The question whether second petitioner (Mohd. Ashraf Ali) resigned and his resignation was duly accepted by the then President viz. Abdul Rasheed was left open. This Court does not find any illegality, infirmity or jurisdictional error in the impugned order to that extent. The order dated 27 February 2016 is affirmed in part. The writ petition accordingly stands dismissed. 28. The third writ petition being Writ - C No. 40130 of 2016 (C/M Mohammadpur Educational and Welfare Society and another v. State of U.P. and others) is directed against the order dated 16 August 2016 passed by the second respondent-Assistant Registrar, Firms, Societies & Chits, Azamgarh discarding the election of the Committee held on 10 February 2014 as invalid, consequently, directed that the election of the Committee be held under Section 25(2) of the 1860 Act on the list of 19 members of the general body.
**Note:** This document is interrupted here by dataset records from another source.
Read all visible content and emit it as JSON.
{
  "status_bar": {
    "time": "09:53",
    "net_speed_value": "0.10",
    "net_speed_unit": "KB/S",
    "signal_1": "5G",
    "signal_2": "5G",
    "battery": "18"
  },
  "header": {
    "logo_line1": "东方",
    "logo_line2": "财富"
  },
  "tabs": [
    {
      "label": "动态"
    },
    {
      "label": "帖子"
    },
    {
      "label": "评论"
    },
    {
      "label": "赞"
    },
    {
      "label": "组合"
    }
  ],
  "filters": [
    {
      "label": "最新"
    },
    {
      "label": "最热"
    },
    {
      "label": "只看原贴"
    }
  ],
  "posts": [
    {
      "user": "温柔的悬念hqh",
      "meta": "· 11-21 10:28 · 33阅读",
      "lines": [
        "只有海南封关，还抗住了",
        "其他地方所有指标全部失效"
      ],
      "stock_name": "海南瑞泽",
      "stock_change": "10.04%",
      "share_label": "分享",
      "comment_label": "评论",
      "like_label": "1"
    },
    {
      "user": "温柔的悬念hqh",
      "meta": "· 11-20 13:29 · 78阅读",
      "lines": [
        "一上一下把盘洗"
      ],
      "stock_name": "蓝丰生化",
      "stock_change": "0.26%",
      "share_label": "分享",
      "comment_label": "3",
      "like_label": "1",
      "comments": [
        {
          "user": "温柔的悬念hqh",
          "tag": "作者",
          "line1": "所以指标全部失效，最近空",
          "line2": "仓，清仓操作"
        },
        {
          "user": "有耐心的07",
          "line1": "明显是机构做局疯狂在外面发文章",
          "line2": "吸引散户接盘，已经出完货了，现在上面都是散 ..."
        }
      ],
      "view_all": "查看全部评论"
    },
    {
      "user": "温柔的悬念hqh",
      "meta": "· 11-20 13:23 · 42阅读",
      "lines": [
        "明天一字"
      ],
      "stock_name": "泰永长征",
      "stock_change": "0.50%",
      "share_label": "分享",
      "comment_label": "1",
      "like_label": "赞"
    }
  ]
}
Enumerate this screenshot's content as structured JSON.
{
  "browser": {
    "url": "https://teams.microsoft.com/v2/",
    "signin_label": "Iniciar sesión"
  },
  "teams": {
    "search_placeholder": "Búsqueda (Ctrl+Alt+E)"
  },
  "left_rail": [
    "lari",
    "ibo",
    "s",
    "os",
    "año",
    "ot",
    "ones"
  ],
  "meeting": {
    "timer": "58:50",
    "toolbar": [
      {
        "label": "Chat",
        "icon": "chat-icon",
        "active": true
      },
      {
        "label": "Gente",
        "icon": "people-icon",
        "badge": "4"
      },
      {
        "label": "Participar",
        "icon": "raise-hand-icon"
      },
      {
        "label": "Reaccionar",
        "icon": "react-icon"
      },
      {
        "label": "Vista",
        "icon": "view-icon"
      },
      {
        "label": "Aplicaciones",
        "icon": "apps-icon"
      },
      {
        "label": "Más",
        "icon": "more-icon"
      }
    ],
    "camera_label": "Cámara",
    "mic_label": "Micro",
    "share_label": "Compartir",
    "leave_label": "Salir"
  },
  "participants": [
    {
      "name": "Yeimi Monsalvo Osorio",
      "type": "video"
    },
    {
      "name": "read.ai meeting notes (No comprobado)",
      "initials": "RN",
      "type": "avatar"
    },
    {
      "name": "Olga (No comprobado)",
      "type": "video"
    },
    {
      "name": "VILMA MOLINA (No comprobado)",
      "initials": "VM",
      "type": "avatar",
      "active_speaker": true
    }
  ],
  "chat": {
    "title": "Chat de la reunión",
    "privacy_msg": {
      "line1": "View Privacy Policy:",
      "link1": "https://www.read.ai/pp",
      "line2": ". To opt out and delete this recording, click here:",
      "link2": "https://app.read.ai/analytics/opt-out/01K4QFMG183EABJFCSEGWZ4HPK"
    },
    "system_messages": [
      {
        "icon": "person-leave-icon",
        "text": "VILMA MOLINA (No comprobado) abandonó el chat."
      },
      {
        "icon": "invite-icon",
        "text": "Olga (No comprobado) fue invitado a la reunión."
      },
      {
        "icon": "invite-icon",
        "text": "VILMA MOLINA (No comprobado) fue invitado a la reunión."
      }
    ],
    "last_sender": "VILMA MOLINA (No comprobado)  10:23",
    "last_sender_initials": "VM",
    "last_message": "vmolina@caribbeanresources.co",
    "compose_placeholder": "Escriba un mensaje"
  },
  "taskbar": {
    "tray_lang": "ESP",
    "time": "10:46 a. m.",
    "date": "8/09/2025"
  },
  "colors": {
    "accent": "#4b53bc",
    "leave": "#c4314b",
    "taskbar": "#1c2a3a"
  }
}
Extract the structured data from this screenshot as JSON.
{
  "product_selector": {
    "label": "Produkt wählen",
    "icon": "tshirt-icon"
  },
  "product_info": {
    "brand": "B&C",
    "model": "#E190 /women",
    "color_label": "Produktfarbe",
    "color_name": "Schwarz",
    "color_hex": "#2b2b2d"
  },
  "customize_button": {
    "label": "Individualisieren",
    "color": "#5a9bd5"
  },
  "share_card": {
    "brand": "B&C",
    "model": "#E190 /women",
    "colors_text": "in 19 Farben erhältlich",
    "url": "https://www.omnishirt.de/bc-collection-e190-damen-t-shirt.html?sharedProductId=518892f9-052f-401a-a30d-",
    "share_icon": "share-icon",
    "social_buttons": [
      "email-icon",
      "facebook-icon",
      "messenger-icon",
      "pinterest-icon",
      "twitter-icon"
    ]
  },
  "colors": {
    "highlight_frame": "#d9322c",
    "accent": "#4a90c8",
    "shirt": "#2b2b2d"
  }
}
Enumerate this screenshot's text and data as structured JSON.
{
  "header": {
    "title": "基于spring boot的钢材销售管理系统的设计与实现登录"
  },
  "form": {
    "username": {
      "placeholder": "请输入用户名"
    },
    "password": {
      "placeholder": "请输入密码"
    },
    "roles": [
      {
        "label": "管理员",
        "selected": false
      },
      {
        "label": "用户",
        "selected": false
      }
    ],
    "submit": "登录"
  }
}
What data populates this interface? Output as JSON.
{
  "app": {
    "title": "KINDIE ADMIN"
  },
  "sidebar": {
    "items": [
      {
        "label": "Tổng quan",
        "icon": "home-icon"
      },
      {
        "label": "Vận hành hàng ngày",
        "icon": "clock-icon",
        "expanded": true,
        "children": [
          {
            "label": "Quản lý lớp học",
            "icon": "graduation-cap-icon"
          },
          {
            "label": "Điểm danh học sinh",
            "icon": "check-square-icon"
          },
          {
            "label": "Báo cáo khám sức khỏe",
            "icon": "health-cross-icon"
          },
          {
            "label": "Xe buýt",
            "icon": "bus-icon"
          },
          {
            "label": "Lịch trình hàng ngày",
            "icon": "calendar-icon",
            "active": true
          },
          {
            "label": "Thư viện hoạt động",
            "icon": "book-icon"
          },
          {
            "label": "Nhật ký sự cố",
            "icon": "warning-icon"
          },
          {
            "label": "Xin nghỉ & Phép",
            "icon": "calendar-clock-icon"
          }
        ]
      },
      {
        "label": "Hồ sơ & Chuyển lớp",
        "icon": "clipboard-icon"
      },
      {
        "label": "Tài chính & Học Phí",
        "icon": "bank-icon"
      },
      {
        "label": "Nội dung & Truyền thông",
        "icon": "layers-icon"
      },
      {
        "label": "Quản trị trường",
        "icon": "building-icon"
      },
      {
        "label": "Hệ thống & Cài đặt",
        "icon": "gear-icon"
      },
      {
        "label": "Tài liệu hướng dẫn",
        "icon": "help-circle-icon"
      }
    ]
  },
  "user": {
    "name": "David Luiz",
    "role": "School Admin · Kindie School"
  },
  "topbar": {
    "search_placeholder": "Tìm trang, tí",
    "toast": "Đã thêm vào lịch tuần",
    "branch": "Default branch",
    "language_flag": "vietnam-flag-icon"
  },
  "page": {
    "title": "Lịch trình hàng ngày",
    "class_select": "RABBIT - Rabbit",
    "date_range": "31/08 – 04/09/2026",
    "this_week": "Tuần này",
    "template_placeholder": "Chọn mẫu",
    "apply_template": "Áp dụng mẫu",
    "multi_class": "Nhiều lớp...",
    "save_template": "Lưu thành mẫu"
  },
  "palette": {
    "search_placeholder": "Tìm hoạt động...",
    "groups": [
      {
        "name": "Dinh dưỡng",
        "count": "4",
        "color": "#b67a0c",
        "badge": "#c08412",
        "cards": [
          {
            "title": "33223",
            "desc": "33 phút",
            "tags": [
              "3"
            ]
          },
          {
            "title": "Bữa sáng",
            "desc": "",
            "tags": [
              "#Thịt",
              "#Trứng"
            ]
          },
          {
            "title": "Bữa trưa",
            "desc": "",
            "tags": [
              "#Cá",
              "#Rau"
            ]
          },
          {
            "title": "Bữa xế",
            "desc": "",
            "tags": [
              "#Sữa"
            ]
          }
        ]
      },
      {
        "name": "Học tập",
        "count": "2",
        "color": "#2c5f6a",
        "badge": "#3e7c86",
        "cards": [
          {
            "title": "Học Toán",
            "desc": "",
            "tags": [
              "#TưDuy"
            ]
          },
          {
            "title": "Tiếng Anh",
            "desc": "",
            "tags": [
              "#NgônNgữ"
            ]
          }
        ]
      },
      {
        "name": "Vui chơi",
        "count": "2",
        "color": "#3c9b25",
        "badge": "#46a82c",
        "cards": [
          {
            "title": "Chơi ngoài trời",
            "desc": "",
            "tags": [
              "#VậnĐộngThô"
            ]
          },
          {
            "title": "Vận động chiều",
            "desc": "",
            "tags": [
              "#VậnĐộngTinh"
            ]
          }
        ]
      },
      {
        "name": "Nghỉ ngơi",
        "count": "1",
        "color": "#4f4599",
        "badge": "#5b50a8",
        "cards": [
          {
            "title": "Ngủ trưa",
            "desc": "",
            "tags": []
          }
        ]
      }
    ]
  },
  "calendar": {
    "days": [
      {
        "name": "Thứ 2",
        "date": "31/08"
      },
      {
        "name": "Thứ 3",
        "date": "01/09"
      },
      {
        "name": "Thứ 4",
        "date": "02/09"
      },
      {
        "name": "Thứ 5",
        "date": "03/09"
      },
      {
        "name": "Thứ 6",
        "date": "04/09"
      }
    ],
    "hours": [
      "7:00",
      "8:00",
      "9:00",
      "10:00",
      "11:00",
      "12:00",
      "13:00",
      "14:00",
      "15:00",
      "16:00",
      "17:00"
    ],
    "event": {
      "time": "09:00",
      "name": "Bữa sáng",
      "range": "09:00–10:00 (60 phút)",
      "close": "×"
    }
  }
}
The order is based on the decision dated 27 February 2016 passed by the Prescribed Authority under Section 25(1), which was subject-matter of the lead petition, validating the meeting of the Committee held on 10 June 2012. Since the order passed by the Prescribed Authority and the meeting dated 10 June 2012 has already been held to be invalid in the lead writ petition, therefore, the order cannot be sustained. The writ petition is, accordingly, disposed of with the following order : (i) the order dated 16 August 2016 passed by the second respondent, Assistant Registrar, Firms, Societies & Chits, Azamgarh is set aside and quashed. (ii) the second respondent, Assistant Registrar, Firms, Societies & Chits, Azamgarh, shall pass a fresh order in the light of the judgment rendered in Writ - C No. 13189 of 2016 (C/M Mohammadpur Educational and Welfare Society and another v. State Of U.P. and others) expeditiously, preferably within two months from the date of filing of certified copy of this judgment and order.